Thoughts on a year of a child with a chronic illness

Maddy Cooper
4 min readMay 30, 2018

I have mixed feelings about today; the anniversary of a marathon, a reunion (and later marriage), a funeral and a diagnosis.

Nine years ago I ran the Edinburgh marathon (in record-breaking fluke Scottish heat), flew home, went out to a miniature school reunion and won myself a husband.

One year ago today, it was the wonderful Dave Cruse’s funeral. The most wonderful man and an inspiration to all fathers. He died decades longer than forecast, but decades too young, and will always be treasured.

One year ago today too, our little girl was diagnosed with type one diabetes. Diabetic ketoacidosis is quite a life-threatening big deal as it turns out, not just a bit of pre-baby-brother-itis as I mis-diagnosed her earlier signs of illness. We couldn’t understand why she deteriorated so fast; couldn’t walk properly, barely ate, struggled to breathe. The body turns to acid and starts to eat itself: https://www.diabetes.co.uk/diabetes-complications/diabetic-ketoacidosis.html

One tiny drop of blood at an out of hours bank holiday surgery and it was all concluded. Being told “Get her to paediatric A&E quickly and don’t dilly dally on the way”, then being swept into an intensive care room with nine staff awaiting your arrival with monitors and gadgets galore, was the single most terrifying hour we’ve had and, hopefully, will ever have. I’m glad I didn’t understand what was going on and no one told me she was on a heart monitor as a cardiac arrest was possible. I’m pretty sure it’s also why the WiFi in A&Es is so bad; no one wants Dr Google adding to such occasions.

I don’t recommend a hospital canteen as an anniversary venue, nor sleeping in a hospital for three nights while 38 weeks pregnant being woken every 20 minutes 24/7 for blood tests. Labour inducing perhaps but thankfully not.

We left the hospital with bags and bags of needles, medical paraphernalia and wide bleary eyes but we had no idea it was the tip of the iceberg of how difficult it would be. It’s a lifetime of rollercoastering blood glucose, alarms, emotions, behaviour and a difficult relationship with food (60% of type one girls develop eating disorders by 25). There’s no cure, no off-switch day or night, no growing out of it, and childcare options are rare.

One’s child attached to a pump, sensors and cannula stickers all the time isn’t the pure innocent image small children are supposed to have. Inserting cannula into your child every three days is painful for them and upsetting for everyone. Stabbing them with medical needles regularly is pretty jarring with the trust you spend the first years building so they understand you’re there to look after them and not hurt them. Every night after her stories I close her door and wonder if we’ll miss the low blood glucose alarms and she’ll be brain damaged and a different child by the morning. She never is, she’s bounding around first thing even if we’ve been up for her through the night to dose insulin bring her down or glucose to bring her up, but it’s a real fear in the background.

Things to be grateful for…
It’s treatable, we have the precious NHS 🙌, the technology will get much better, she won’t remember life without it and we manage it as a family (type one single parenting doesn’t bear thinking about).

Things to be useful to others…
There’s been a 20% increase in paediatric cases for each of the past two years — that’s a very high rise. Children die if it isn’t spotted early enough but it’s flipping difficult to spot and easy to misread.

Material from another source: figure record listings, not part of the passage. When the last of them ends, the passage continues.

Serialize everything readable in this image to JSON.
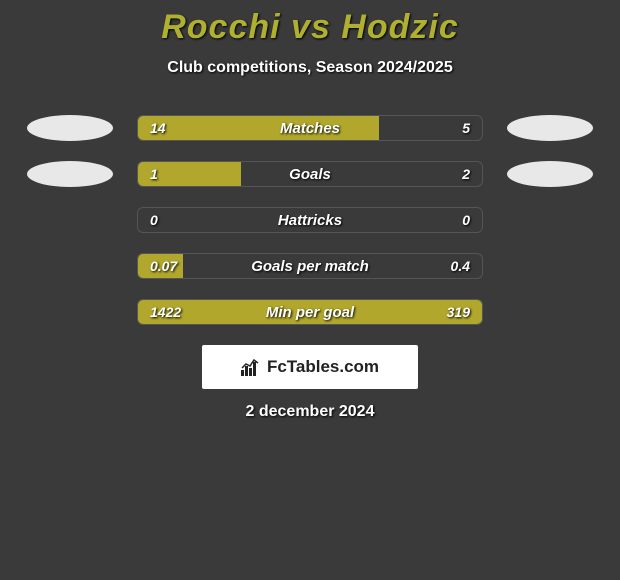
{
  "title": "Rocchi vs Hodzic",
  "subtitle": "Club competitions, Season 2024/2025",
  "date": "2 december 2024",
  "attribution": "FcTables.com",
  "colors": {
    "background": "#3a3a3a",
    "bar_fill": "#b0a72c",
    "title_color": "#b0b030",
    "text_color": "#ffffff",
    "avatar_color": "#e8e8e8"
  },
  "rows": [
    {
      "label": "Matches",
      "left_value": "14",
      "right_value": "5",
      "left_pct": 70,
      "right_pct": 0,
      "show_avatars": true
    },
    {
      "label": "Goals",
      "left_value": "1",
      "right_value": "2",
      "left_pct": 30,
      "right_pct": 0,
      "show_avatars": true
    },
    {
      "label": "Hattricks",
      "left_value": "0",
      "right_value": "0",
      "left_pct": 0,
      "right_pct": 0,
      "show_avatars": false
    },
    {
      "label": "Goals per match",
      "left_value": "0.07",
      "right_value": "0.4",
      "left_pct": 13,
      "right_pct": 0,
      "show_avatars": false
    },
    {
      "label": "Min per goal",
      "left_value": "1422",
      "right_value": "319",
      "left_pct": 77,
      "right_pct": 23,
      "show_avatars": false
    }
  ]
}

It has to be on both parental sides and have an environmental trigger too, but there’s so much variance in the demographics and geographics of the families who get it that the environmental factor is a mystery but it’s lurking somewhere. Tips on how to spot it:

- Thirsty : they want to drink more (it was hotter so we didn’t notice)
- Toilet : they want to wee often (she’d just been potty trained so we didn’t know how often she weed while in nappies)
- Tired: I thought she was worried and confused about the imminent new baby so showering her with cuddles was the answer (but not as critical as insulin).
- Thinner : she became really bony within days
- Breath : the dentist dismissed me when I asked why Connie’s breath smelt funny.

If you notice a child with a combination of these symptoms is definitely worth a check; and be extra mindful if any combination of autoimmune conditions (thyroid issues, coeliac or diabetes) are on both parental sides.

It’s been by far the worst year we’ve known (other than Bertie’s arrival and cheery chubby role in our lives) but we’ve all come a very long way. Connie is the bravest, strongest child I’ve met and I’m overwhelmingly proud of her. Most children are brave and adaptable — children with conditions like type one diabetes and worse really are incredible. It’ll always be a nuisance I’d do anything to take away for her but it’s making her even stronger and more determined.

All children and newborns are amazing but difficult and sometimes tiring. Parents with children with chronic illnesses or psychological challenges do have a different time. Hats off to any of you with extra child challenges.

Thank you Cheony and Andy for seeing the difference in how she’d deteriorated and prompt us to take her to be checked, as another day could have been too late. Thank you, family and friends, for your ongoing support and care.

Finally, please think carefully about how to you vote to protect our precious NHS. Families in America have a shocking time.